Step-langah in doing evalusai accounting quality of a company:
a) Identify the main accounting policies
b) Analyze the flexibility of accounting
c) Evaluate the accounting strategy
d) Evaluate the quality of disclosure
e) Indentifikasikanlah potential problems
f) Make adjustments for accounting distortions
3. INTERNATIONAL FINANCIAL ANALYSIS (ALKI)
Required due to the increasing tendency of international investment and be done with the intention that the financial data can be compared. Sources of information for international financial statement analysis are:
– The financial statements, supporting schedules and notes to financial statements – Background of company and its disclosure.
Analysis techniques that have been used International Finance are:
– Trend Analysis Comparing the data items periodically for 2 years or more like a trend of profits, debt ratings, changes in revenue, etc. geometric growth.
– Ratio Analysis Comparing one item with another item of financial statements in order to obtain a common understanding of the company’s profitability, leverage, liquidity and efficiency.
Returns indicators:
* Income per share = net profit growth of common shares Total shares of common stock outstanding * Return on assets = Net income Total Assets * Return on equity = Net income for the owner Equity Liquidity and Risk Indicators: Current Ratio = Current Assets Good debt * Debt to equity ratio = Total Debt Equity owners
4. Difficulties In Getting International Accounting
In obtaining the data of International Accounting, there are several difficulties, among others:
a. Depreciation Depreciation expense adjustment will affect profits, it is necessary to consider the age of the functions that must be decided asset management.
b. LIFO to FIFO inventory adjustment supplies should be converted into the FIFO method
c. Backup Backup is the company’s ability to pay or cover expenses for removing the load.
d. Financial Statement Adjustments reformulation of some of the changes after a few calculations on the points above TSB.
5. MECHANISM TO RESOLVE DIFFERENCES BETWEEN ACCOUNTING PRINCIPLES OF STATE
Several approaches can be done, namely: – Some analysts present foreign accounting resize according to a group of internationally recognized principles or according to other, more general basis. – Some others develop a complete understanding of accounting practices in a particular group of countries and limited their analysis to firms located in these countries.

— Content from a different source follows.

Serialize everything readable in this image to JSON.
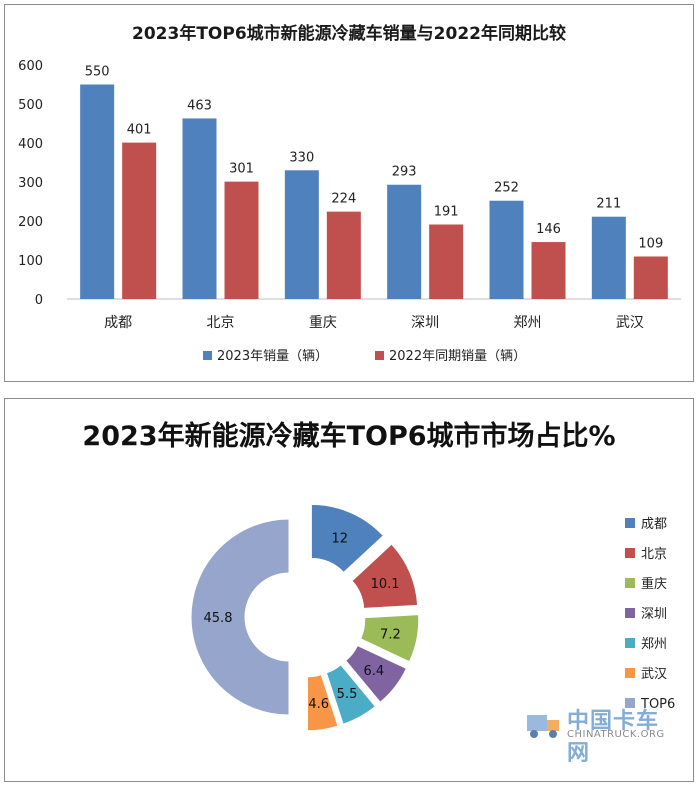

6. DIFFICULTIES AND WEAKNESS IN THE INTERNATIONAL FINANCIAL ANALYSIS
a. Information access Information on thousands of companies from around the world have been widely available in recent years. Sources of information in countless numbers up through the World Wide Web (WWW). Companies in the world today have a website and annual report are available for free of charge from various other sources.
b. Timeliness of information timeliness of financial reports, annual reports, reports to regulators vary in each country.
c. Barriers of language and terminology.
d. Foreign currency issues. e. Differences in the type and format of financial statements.
7. Use of the Website or the WWW (world wibe web)
To Obtain Information Research Company Many companies do not make optimum use of disclosure of corporate information via the website, both for financial and corporate sustainability. Another finding in this study is that many companies can not provide information for investors, most of the information presented in the company’s website is about the products or services produced and the many companies that do not update the information presented.